Clinical and basic research over the past two decades has demonstrated the importance of the menisci in the maintenance of healthy knee joint mechanics. Whereas articular cartilage has been the subject of intense research in the context of joint degeneration, subtle changes in meniscal composition may be more closely associated with the true 'onset' of knee osteoarthritis [52]. The results of this study indicate that meniscal fibrocartilage exhibits regional variations in aggrecan turnover that may be important for normal development of the tissue.

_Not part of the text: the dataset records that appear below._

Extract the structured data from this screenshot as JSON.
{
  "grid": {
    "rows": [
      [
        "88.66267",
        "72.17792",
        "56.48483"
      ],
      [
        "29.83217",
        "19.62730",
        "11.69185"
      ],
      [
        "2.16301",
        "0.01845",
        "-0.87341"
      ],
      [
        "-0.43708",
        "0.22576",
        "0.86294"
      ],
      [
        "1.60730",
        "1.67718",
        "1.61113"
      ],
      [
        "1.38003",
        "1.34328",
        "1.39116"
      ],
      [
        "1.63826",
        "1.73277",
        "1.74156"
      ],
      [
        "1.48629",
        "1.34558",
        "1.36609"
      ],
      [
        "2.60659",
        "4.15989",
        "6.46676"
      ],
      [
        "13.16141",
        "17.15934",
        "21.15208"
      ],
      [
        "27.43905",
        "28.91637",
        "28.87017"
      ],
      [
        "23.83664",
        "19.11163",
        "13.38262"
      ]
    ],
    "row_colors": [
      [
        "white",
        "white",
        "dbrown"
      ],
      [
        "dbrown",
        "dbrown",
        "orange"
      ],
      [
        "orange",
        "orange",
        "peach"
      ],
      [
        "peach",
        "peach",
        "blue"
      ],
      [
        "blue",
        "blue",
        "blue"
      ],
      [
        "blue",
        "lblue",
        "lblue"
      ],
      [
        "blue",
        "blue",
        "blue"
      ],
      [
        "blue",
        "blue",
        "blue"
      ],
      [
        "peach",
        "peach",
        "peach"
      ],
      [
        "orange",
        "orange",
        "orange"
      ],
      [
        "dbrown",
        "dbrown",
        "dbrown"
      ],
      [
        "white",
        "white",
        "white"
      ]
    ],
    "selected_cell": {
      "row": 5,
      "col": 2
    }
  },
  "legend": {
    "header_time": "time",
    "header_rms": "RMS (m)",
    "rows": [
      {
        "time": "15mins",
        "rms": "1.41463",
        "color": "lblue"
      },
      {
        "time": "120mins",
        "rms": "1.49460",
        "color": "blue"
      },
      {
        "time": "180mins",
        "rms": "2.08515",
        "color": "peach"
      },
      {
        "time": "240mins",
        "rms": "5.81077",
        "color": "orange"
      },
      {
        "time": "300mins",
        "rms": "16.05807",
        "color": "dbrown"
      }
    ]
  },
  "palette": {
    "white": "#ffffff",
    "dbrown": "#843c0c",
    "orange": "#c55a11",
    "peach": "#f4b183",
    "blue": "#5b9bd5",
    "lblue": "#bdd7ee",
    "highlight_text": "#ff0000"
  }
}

In addition, whereas aggrecanases were the primary mediators of aggrecanolysis in the meniscus, the release of sGAG from this tissue appears to be mediated primarily by MMPs or aggrecanases other than ADAMTS-4 and -5. These results may have relevance for the clinical management of joint disease, as understanding the ECM remodeling events driving normal development and cytokine-induced degradation of the meniscus will be helpful in developing strategies for repairing injured and diseased meniscal fibrocartilage.

Abbreviations

ADAMTS: a disintegrin and metalloproteinase with thrombospondin motifs; DAPI: 4',6-diamidino-2-phenylindole dihydrochloride; DMEM: Dulbecco's Modified Eagle's Medium; DMMB: dimethylmethylene blue; ECF: enhanced chemifluorescence; ECM: extracellular matrix; FITC: fluoroscein isothiocyanate; HEPES: N-(2-hydroxyethyl)-piperazine-N'-2-ethanesulfonic acid; IL-1: interleukin-1; MMP: matrix metalloproteinases; NBF: neutral buffered formalin; NEAA: non-essential amino acids; PBS: phosphate buffered saline; rh: human recombinant; sGAG: sulfate glycosaminoglycans; TNF: tumor necrosis factor.

Competing interests

FZ was an employee of Roche-Palo Alto when the studies were performed. All authors declare that they have no competing interests.

Authors' contributions

CGW carried out the culture studies and performed the biochemical assays and mechanical testing. EJV participated in tissue isolation and the immunofluorescence studies. FZ contributed inhibitors and technical support for the use of the inhibitors. JDS advised on the characterization of aggrecan cleavage products. CGW and MEL conceived of and designed the studies and performed the statistical analysis. CGW, MEL, and JDS wrote the manuscript. All authors read and approved the final manuscript.

Acknowledgements

The authors would like to thank Dr. Larry Fischer for generously providing the decorin antiserum. This work was supported by NIH grant number R01AR052861 from NIAMS, by an Arthritis Foundation Arthritis Investigator grant, by the ERC program of the NSF under award number EEC-9731643 (Georgia Tech/Emory Center (GTEC) for the Engineering of Living Tissues) (MEL), by graduate fellowships from the Cellular and Tissue Engineering Training Grant Program (NIH award number 5 T32 GM008433-13), Medtronic, and the George Family (CGW), and by Roche-Palo Alto. The study was also supported by grants from the Shriners of North America and the Arthritis Foundation to JDS.